When things began to go awry for Kernan Manion, the Massachusetts physician wasn't sure exactly what was happening to him. All he knew was that his hospital job as the primary counselor for people with new spinal-cord injuries was getting to be too much.

Sure, he liked what he was doing and felt he was providing a valuable service. But at the same time, Manion was feeling worn down emotionally, wiped out physically, and progressively more irritable and distant from his colleagues.

Then his father had a stroke, along with a sudden diagnosis of bipolar disorder; Manion was called upon to assist in his care. And on top of that, the hospital where Manion worked was being sold to a for-profit chain. Layoffs were inevitable.

Manion's breaking point came soon after that, in the middle of a team meeting with a patient. When the other doctors and the patient turned to Manion for his input, he was completely choked up.
"The intensity of the work had gotten to me," says Manion. "I was baked, fried, crisp — and the personal matters were just making things worse."

Manion stepped out of the room to try and regain his composure. In the hall, he wondered if he should quit hospital life in favor of spending more hours with patients in his small private practice. Another part of him toyed with leaving his practice altogether to become a chef, one of his long-held dreams.

Instead, after some soul searching and time with a career coach, Manion decided to stay in the field but shift his focus to helping other doctors who were going through what he had: an acute case of physician burnout.

And since then he has been busy. While Manion's situation may have been particularly severe, studies show that increasing numbers of doctors — up to 40 percent of physicians and 70 percent of residents — are feeling burned out and dissatisfied with their professional life these days. Corresponding with that are much higher rates of alcoholism, drug addiction, and suicide among physicians.

A growing risk

"No question about it — physicians are at greater risk for burnout now than they've ever been in history," says Wayne Sotile, clinical psychologist and co-author of The Resilient Physician: Effective Emotional Management for Doctors and Their Medical Organizations.

Sotile says the primary culprit is the "high demand and low control" environment doctors face in many practice settings these days. Doctors struggle to squeeze more patients into their day to make up for reduced reimbursement, in between calls to payers to justify the services they've provided. There's more and more paperwork, including stacks of literature to keep up with as technology marches forth at break-neck speed. There's also an increasingly demanding patient population, who attempt to direct their care according to what they've seen on TV or read on the Internet. Frustration with the process is epidemic.

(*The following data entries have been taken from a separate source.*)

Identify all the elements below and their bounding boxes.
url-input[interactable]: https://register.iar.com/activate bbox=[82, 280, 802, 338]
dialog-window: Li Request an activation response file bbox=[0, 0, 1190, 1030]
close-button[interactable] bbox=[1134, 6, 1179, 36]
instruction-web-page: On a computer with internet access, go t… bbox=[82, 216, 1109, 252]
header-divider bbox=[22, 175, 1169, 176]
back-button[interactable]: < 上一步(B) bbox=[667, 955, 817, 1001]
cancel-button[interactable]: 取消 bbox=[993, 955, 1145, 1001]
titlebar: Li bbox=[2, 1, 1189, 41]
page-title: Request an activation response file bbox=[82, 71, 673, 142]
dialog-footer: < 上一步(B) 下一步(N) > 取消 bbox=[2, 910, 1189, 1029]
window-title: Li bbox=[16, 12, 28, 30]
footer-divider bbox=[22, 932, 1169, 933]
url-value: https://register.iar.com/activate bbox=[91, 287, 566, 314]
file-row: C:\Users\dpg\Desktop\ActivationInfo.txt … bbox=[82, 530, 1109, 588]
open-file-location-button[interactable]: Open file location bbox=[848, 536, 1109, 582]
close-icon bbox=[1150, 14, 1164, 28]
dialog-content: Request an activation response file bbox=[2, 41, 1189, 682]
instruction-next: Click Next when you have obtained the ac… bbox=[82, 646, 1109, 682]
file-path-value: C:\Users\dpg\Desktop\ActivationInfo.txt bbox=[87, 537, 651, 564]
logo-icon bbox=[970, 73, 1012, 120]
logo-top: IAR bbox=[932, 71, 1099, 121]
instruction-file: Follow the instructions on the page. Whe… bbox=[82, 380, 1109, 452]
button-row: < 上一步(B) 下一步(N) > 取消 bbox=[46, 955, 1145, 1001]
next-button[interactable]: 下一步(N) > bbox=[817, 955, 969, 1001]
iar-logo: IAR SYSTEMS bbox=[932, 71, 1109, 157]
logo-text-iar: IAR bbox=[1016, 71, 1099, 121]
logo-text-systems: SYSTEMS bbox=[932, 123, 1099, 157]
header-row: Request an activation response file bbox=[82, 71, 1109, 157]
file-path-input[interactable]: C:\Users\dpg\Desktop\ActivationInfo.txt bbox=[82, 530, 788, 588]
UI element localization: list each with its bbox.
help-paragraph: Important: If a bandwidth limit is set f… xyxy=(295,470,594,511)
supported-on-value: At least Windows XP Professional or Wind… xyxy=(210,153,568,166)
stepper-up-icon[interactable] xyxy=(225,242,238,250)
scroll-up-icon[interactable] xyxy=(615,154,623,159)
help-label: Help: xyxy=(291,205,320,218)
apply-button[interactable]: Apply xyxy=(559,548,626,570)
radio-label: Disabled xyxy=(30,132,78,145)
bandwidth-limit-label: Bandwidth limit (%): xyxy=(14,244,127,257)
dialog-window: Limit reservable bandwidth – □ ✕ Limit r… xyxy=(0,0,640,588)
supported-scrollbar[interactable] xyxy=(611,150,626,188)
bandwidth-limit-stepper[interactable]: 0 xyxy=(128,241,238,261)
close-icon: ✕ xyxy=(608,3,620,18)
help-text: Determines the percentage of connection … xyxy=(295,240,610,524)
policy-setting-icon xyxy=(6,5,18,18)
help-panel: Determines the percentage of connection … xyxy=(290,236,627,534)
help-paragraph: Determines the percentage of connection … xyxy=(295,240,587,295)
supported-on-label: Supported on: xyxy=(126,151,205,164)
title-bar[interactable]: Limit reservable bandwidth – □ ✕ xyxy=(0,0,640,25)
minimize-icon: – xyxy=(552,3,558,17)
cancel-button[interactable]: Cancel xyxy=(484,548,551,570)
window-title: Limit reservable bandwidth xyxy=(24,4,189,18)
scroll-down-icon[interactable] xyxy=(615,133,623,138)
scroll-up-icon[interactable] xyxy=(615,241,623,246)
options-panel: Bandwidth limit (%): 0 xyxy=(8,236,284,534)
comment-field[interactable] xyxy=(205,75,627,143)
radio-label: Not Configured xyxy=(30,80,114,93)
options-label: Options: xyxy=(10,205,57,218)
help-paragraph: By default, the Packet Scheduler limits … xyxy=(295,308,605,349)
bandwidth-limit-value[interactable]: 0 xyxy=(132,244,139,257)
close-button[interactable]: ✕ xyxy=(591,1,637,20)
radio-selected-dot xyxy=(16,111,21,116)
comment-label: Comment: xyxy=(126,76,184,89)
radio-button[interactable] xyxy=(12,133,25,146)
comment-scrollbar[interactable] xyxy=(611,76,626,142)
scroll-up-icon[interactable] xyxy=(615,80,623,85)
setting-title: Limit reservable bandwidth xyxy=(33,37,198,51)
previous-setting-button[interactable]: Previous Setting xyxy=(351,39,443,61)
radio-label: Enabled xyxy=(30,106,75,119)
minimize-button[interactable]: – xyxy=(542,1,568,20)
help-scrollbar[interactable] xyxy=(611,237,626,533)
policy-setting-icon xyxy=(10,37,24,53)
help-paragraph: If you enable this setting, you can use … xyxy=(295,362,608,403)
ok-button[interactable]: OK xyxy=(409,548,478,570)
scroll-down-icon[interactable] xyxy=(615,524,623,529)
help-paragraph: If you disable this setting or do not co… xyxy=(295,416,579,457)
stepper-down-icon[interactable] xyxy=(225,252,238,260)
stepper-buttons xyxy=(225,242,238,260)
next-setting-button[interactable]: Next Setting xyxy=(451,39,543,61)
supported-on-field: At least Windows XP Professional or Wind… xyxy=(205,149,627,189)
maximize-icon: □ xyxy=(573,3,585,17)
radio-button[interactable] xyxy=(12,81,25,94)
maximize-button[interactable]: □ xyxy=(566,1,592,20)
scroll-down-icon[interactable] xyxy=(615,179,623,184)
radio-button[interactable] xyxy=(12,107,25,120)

"Physicians generally will say one of the reasons they went into medicine was to help people, and part of that is having a relationship with the patients," says Manion, who now runs Work/Life Design Associates, a Wilmington, N.C.-based coaching firm for people in healthcare. "When you diminish the patient encounter and have to speed through, both the patient and the physician feel robbed."

The result? "Burnout robs [physicians] of positive resources such as humor, enthusiasm, empathy, appreciation and being present," says John-Henry Pfifferling, director of the Center for Professional Well-Being in Durham, N.C., and author of Techniques for Coping with Stress and Change. "Burned-out doctors catch themselves, in increasingly common moments, being curt, uncaring - or even hating their patients."

Anatomy of the problem

One of the keys to avoiding burnout is knowing the warning signs. The first phase, explains Manion, is "wear down," which is marked by emotional exhaustion and a feeling of being drained and beaten down by the system. At this point, doctors become irritable and impatient with their colleagues and patients. They tend to isolate themselves and feel a diminished sense of accomplishment. Work is no longer fulfilling.

If nothing's done to remedy the situation, full burnout will soon follow. This is when a physician is so stressed, he or she walks around angry, feeling inept, chaotic, panicked, and depressed.
For instance, says Manion, "As a burned-out doctor, if Blue Cross only pays me two-thirds of what I bill, I will have an internal dialogue going on, either consciously or unconsciously. I might think: 'Those inconsiderate SOBs — what right do they have?' Or, 'Not another patient with this insurance.' Next, you learn your malpractice rates are getting raised and another internal dialogue starts: 'Where will I get the money? Every patient is a potential litigator.' Soon the internal dialogues turn into screams."